ÇALIŞMA PLANI Çalışmaya sistolik fonksiyonları bozulmamış olan ve uzun dönemdir (ort. 41.6±39.8 ay) hemodiyaliz tedavisi gören 183 hasta (93 erkek, 90 kadın; ort. yaş 52±17) alındı. Atriyal fibrilasyon varlığı elektrokardiyografi ile belirlendi ve hastalar atriyal fibrilasyon olup olmamasına göre iki gruba ayrıldı. Diyaliz uygulanmayan günlerde konvansiyonel ve doku Doppler ekokardiyografik inceleme yapıldı. İki grup klinik, laboratuvar ve ekokardiyografik veriler açısından karşılaştırıldı.
BULGULAR Yirmi dört hastada (%13.1) atriyal fibrilasyon saptandı. Atriyal fibrilasyonlu hastalar yüksek yaş (64.9±9.8 ve 49.9±16.6; p<0.001), yüksek koroner arter hastalığı sıklığı (%37.5 ve %10.7; p=0.008) ve düşük serum albümin düzeyi (3.6±0.4 ve 3.9±0.5 mgr/dl; p=0.015) açısından anlamlı farklılık gösterdi.

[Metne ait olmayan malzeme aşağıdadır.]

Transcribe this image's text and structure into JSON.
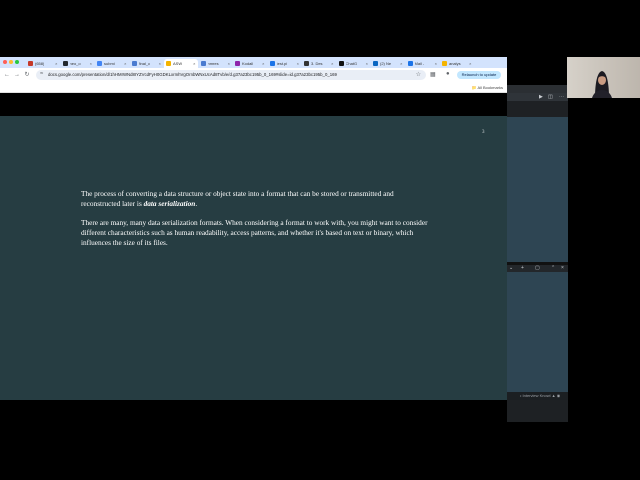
{
  "browser": {
    "tabs": [
      {
        "label": "(658)",
        "color": "#c53929"
      },
      {
        "label": "neo_o",
        "color": "#24292f"
      },
      {
        "label": "submi",
        "color": "#4285f4"
      },
      {
        "label": "final_c",
        "color": "#4a7bd0"
      },
      {
        "label": "ASW",
        "color": "#f4b400",
        "active": true
      },
      {
        "label": "nmres",
        "color": "#4a7bd0"
      },
      {
        "label": "Kodall",
        "color": "#8e24aa"
      },
      {
        "label": "test.pi",
        "color": "#1a73e8"
      },
      {
        "label": "3. Des",
        "color": "#333333"
      },
      {
        "label": "ChatG",
        "color": "#111111"
      },
      {
        "label": "(2) Ne",
        "color": "#0a66c2"
      },
      {
        "label": "Mail -",
        "color": "#1a73e8"
      },
      {
        "label": "analys",
        "color": "#f4b400"
      }
    ],
    "url": "docs.google.com/presentation/d/1hHMrWNd8IYZVcdFyH0GDKLxrmhVgOrnbWNxUcAd8Tvb/e/d.g37a23bc195b_0_169#slide=id.g37a23bc195b_0_169",
    "relaunch_label": "Relaunch to update",
    "all_bookmarks_label": "All Bookmarks",
    "colors": {
      "tabstrip": "#d3e3fd",
      "relaunch_bg": "#c2e7ff"
    }
  },
  "slide": {
    "number": "3",
    "paragraph1_text": "The process of converting a data structure or object state into a format that can be stored or transmitted and reconstructed later is ",
    "paragraph1_emphasis": "data serialization",
    "paragraph1_end": ".",
    "paragraph2": "There are many, many data serialization formats. When considering a format to work with, you might want to consider different characteristics such as human readability, access patterns, and whether it's based on text or binary, which influences the size of its files.",
    "colors": {
      "background": "#263d42",
      "text": "#ffffff"
    }
  },
  "editor": {
    "status_text": "• Interview Knowl ▲ ◉",
    "colors": {
      "panel": "#2e4553",
      "chrome": "#1e2124"
    }
  }
}
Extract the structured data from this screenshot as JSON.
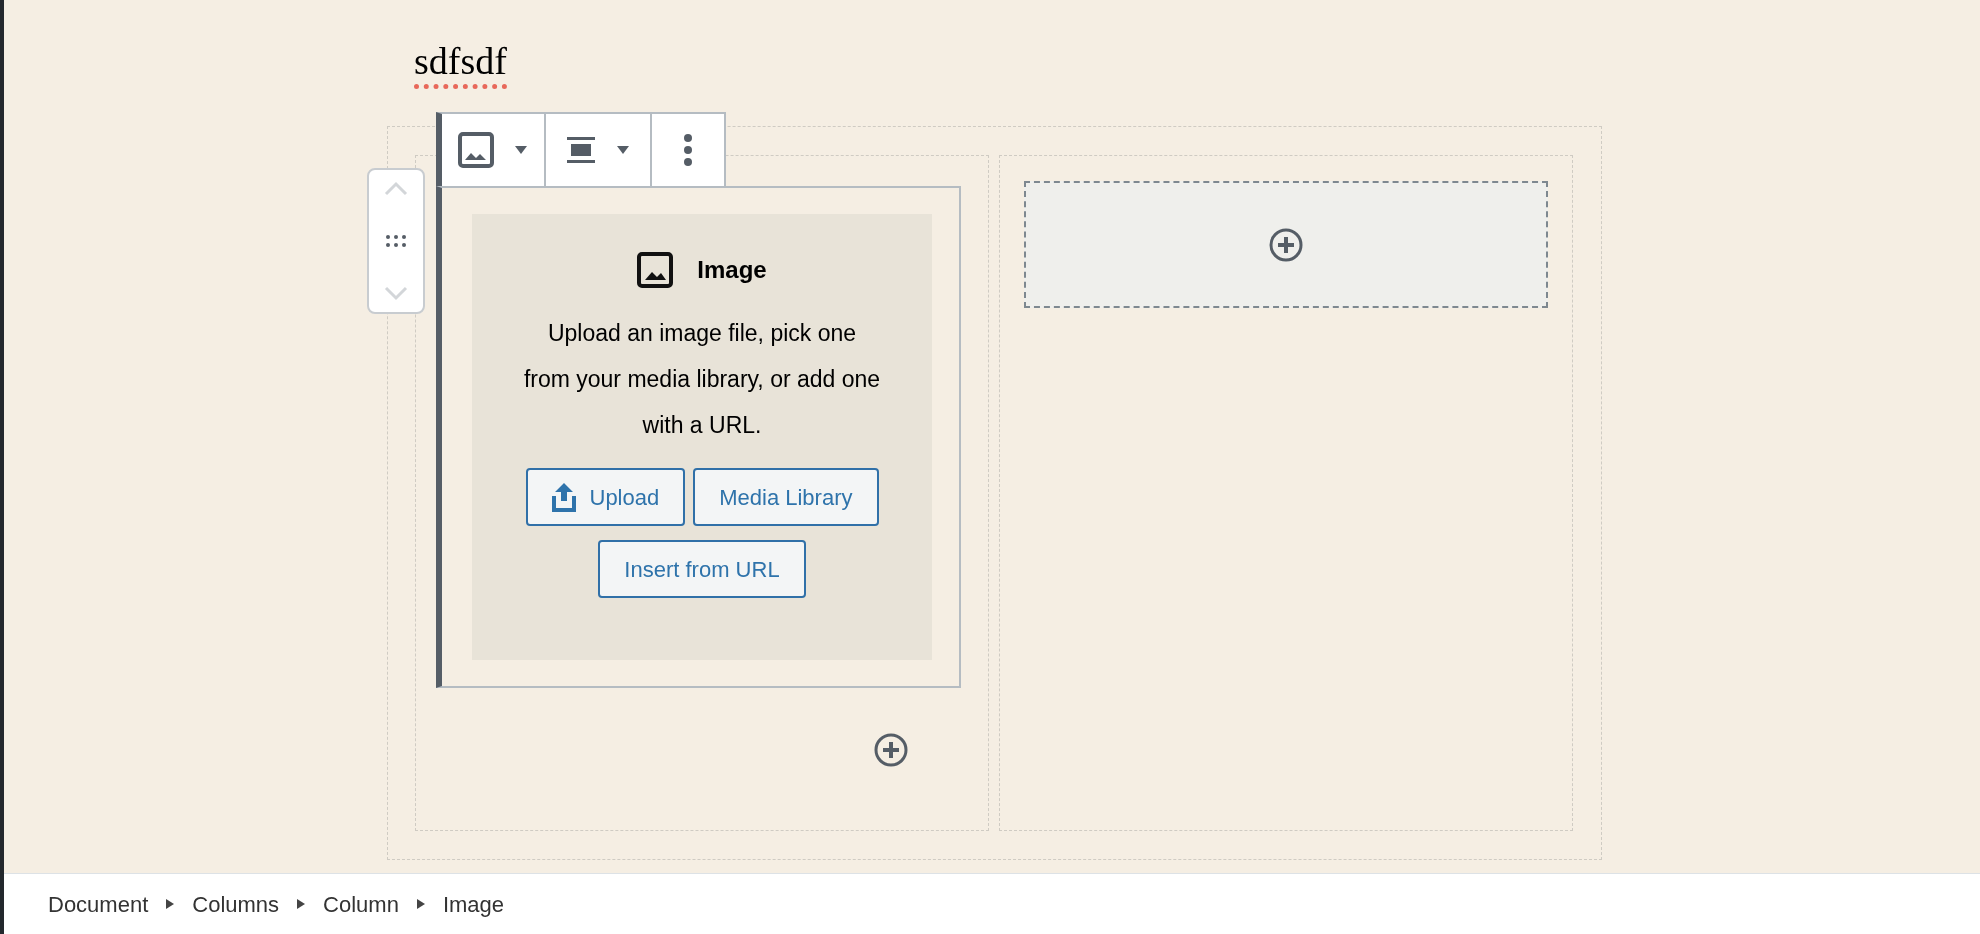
{
  "post_title": {
    "text": "sdfsdf",
    "misspelled": true
  },
  "block_toolbar": [
    {
      "kind": "block-type",
      "has_dropdown": true
    },
    {
      "kind": "alignment",
      "has_dropdown": true
    },
    {
      "kind": "more",
      "has_dropdown": false
    }
  ],
  "image_placeholder": {
    "title": "Image",
    "instructions": "Upload an image file, pick one from your media library, or add one with a URL.",
    "buttons": [
      {
        "label": "Upload",
        "kind": "upload"
      },
      {
        "label": "Media Library",
        "kind": "plain"
      },
      {
        "label": "Insert from URL",
        "kind": "plain"
      }
    ]
  },
  "breadcrumb": [
    "Document",
    "Columns",
    "Column",
    "Image"
  ]
}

Bu grupta ekokardiyografik verilerden sol ve sağ atriyum çapları (p<0.05), mitral ve/veya aortik kalsifikasyon sıklığı (p=0.033), sistolik pulmoner arter basıncı (38.1±6.1 ve 28.5±5.5 mmHg, p<0.001) ve E/E’ oranı (11.8±3.8 ve 8.8±4.7, p=0.008) anlamlı derecede artmış bulundu. Çokdeğişkenli lojistik regresyon analizinde, yaş (odds oranı 1.09; %95 GA 1.00-1.17; p=0.036) ve sağ atriyum çapının (odds oranı 1.19; %95 GA 1.05-1.35; p=0.008) atriyal fibrilasyon gelişimi için bağımsız etkenler olduğu görüldü.
SONUÇ Bulgularımız hemodiyaliz hastalarında yaş ve sağ atriyum çapını atriyal fibrilasyon gelişimi için bağımsız öngördürücü olarak öne çıkardı. Ayrıca, E/E’ oranı ve pulmoner arter basıncı bu hasta grubunda atriyal fibrilasyon gelişimi için yeni risk faktörleri olarak değerlendirilebilir.